Boş sokakta elleri cebinde ağır adımlarıyla ilerleyen Jisung'un yolu eviydi. Alması gereken birkaç eşyası vardı.

Akşam yapacağı soygunu için aklında bir kaç fikir baktı. İlk defa bir müzeye gireceği gerçeği kendisini korkutsada bu işin üstesinden kalkıcaktı. 

Gideceği Lafermort Müzesinde güvenlik son derece üst düzeydi. Bu Jisung için aşılamayacak bir zorluk değildi. Onun harici etrafta bir sürü güvenlik vardı ama onlarında dikkatini dağıtmak zor değildi.
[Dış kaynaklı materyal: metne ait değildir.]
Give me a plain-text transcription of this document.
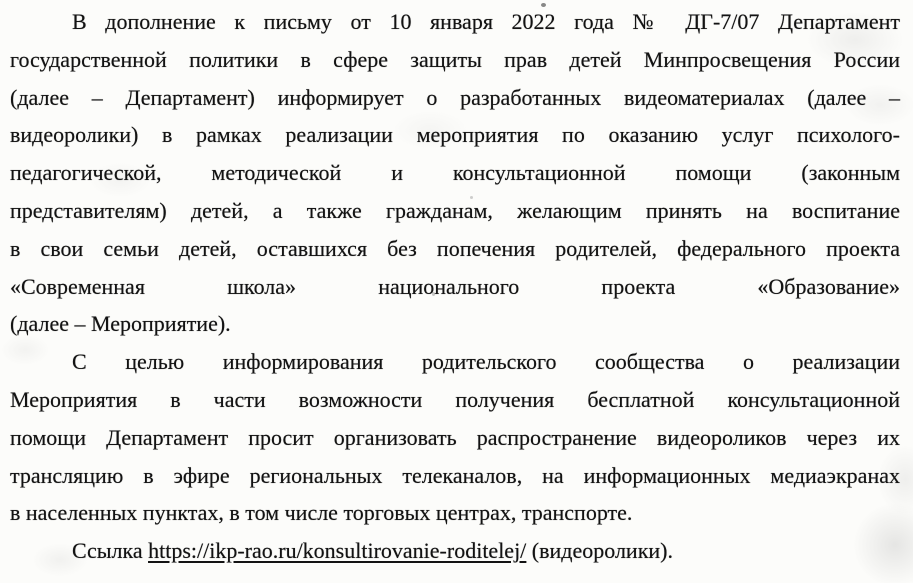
В дополнение к письму от 10 января 2022 года № ДГ-7/07 Департамент
государственной политики в сфере защиты прав детей Минпросвещения России
(далее – Департамент) информирует о разработанных видеоматериалах (далее –
видеоролики) в рамках реализации мероприятия по оказанию услуг психолого-
педагогической, методической и консультационной помощи (законным
представителям) детей, а также гражданам, желающим принять на воспитание
в свои семьи детей, оставшихся без попечения родителей, федерального проекта
«Современная школа» национального проекта «Образование»
(далее – Мероприятие).
С целью информирования родительского сообщества о реализации
Мероприятия в части возможности получения бесплатной консультационной
помощи Департамент просит организовать распространение видеороликов через их
трансляцию в эфире региональных телеканалов, на информационных медиаэкранах
в населенных пунктах, в том числе торговых центрах, транспорте.
Ссылка https://ikp-rao.ru/konsultirovanie-roditelej/ (видеоролики).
Yapacağı plan ve kaçağı yerler aklında bir kroki olarak kalırken geldiği evi ile cebinden polisin bizzat avucunun içine bıraktığı anahtarlığını çıkararak kapıyı açmıştı. Sessiz açmasına rağmen ev arkadaşının bağırısı onun geldiğini anladıgını belli ederken sadece iç çekti, Jisung.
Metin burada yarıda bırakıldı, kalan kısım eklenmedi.